そこで、鼻から胃まで管を通したり、直接胃や腸に管を通して栄養を運ぶ方法が、経管栄養です。点滴と違い、消化器官の働きを使って栄養を吸収するので、理屈的には『お食事』です。
ただし、『栄養不足』を病気として捉えられる人には、『治療』になるので、経管栄養の中には保険適用のものもあります。
『お食事』の違和感
学校の実習では『○○さんお食事ですよ。』と、声をかけることになっています。
私は、この『お食事』に違和感を感じます。『食べている』という実感は、本人にはないと思うんですよね。
管を通して栄養を入れる訳ですから、美味しいという感覚は無いと思います。
子供の場合、『食育』の期間が奪われてしまうので、口から食べるための練習はすごく大変だそうです。
可能性を信じて
このことは、高齢者の食事でも同じで、一度胃瘻(いろう)を始めてしまうと、口からご飯を食べることが難しくなってしまうようです。

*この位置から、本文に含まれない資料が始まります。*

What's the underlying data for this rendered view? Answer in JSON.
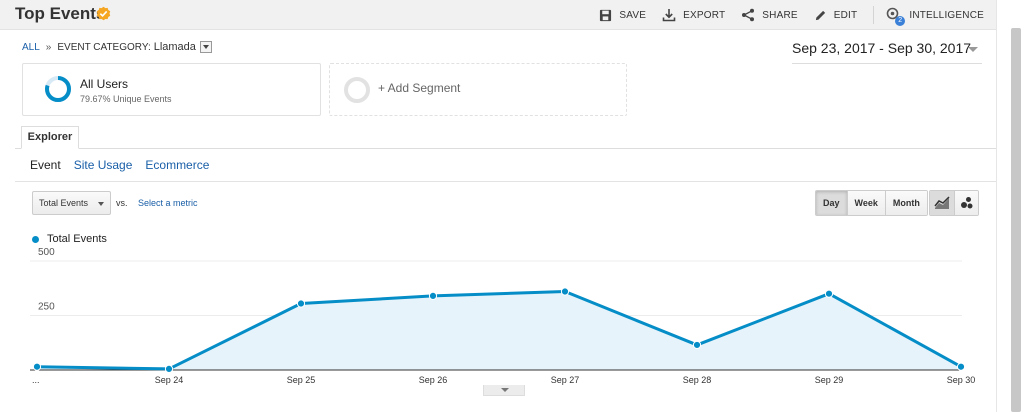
{
  "header": {
    "title": "Top Events",
    "actions": [
      {
        "label": "SAVE",
        "icon": "save-icon"
      },
      {
        "label": "EXPORT",
        "icon": "export-icon"
      },
      {
        "label": "SHARE",
        "icon": "share-icon"
      },
      {
        "label": "EDIT",
        "icon": "pencil-icon"
      },
      {
        "label": "INTELLIGENCE",
        "icon": "intelligence-icon",
        "badge": "2"
      }
    ]
  },
  "breadcrumb": {
    "root": "ALL",
    "separator": "»",
    "dimension": "EVENT CATEGORY:",
    "value": "Llamada"
  },
  "date_range": "Sep 23, 2017 - Sep 30, 2017",
  "segments": {
    "active": {
      "title": "All Users",
      "subtitle": "79.67% Unique Events",
      "share": 0.7967
    },
    "add_label": "+ Add Segment"
  },
  "tabs": {
    "main": "Explorer",
    "sub": [
      "Event",
      "Site Usage",
      "Ecommerce"
    ],
    "active_sub": "Event"
  },
  "controls": {
    "metric": "Total Events",
    "vs_label": "vs.",
    "select_metric": "Select a metric",
    "periods": [
      "Day",
      "Week",
      "Month"
    ],
    "active_period": "Day"
  },
  "legend": {
    "series_name": "Total Events"
  },
  "colors": {
    "accent": "#058dc7",
    "area_fill": "#e6f3fa",
    "link": "#1a5fa8",
    "verified": "#f5a623"
  },
  "chart_data": {
    "type": "area",
    "x": [
      "...",
      "Sep 24",
      "Sep 25",
      "Sep 26",
      "Sep 27",
      "Sep 28",
      "Sep 29",
      "Sep 30"
    ],
    "series": [
      {
        "name": "Total Events",
        "values": [
          15,
          5,
          305,
          340,
          360,
          115,
          350,
          15
        ]
      }
    ],
    "yticks": [
      250,
      500
    ],
    "ylim": [
      0,
      500
    ],
    "grid": true,
    "legend": "top-left"
  }
}
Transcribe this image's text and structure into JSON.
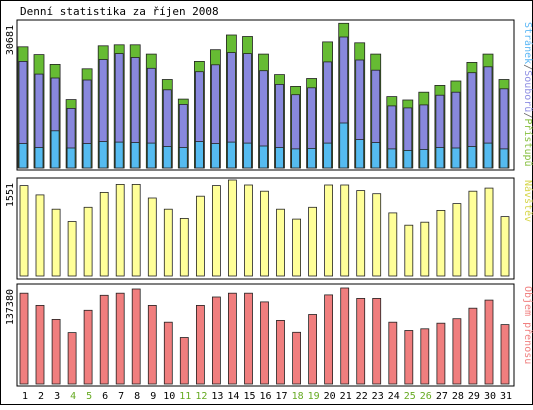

ただ、マイナスなことばかりではありません。嚥下が弱っている間は、誤嚥を防ぐために胃瘻や経鼻経管栄養を行い、口腔リハビリを頑張ればまた口から食べられる可能性もあります。その可能性を引き出すのも、奪うのも医療・看護・介護を行う側の努力だと私は思います。
食べることは、栄養を摂取するだけでなく、美味しい・楽しいといった心の豊かさも育むものだと思います。わかっていても、『誤嚥』のリスクを考えるとどうしてもリスクを避けたくなります。ただ、それは介護する側の都合であって本人がリスクの回避を望むのではなく『我慢』しているのだという事を理解しないといけませんね。
私たちが元気なときには疎かにしがちな、『よく噛んで食べる』とか、ゆっくり味わって食べるという習慣は、将来の自分のためにも大切だと思います。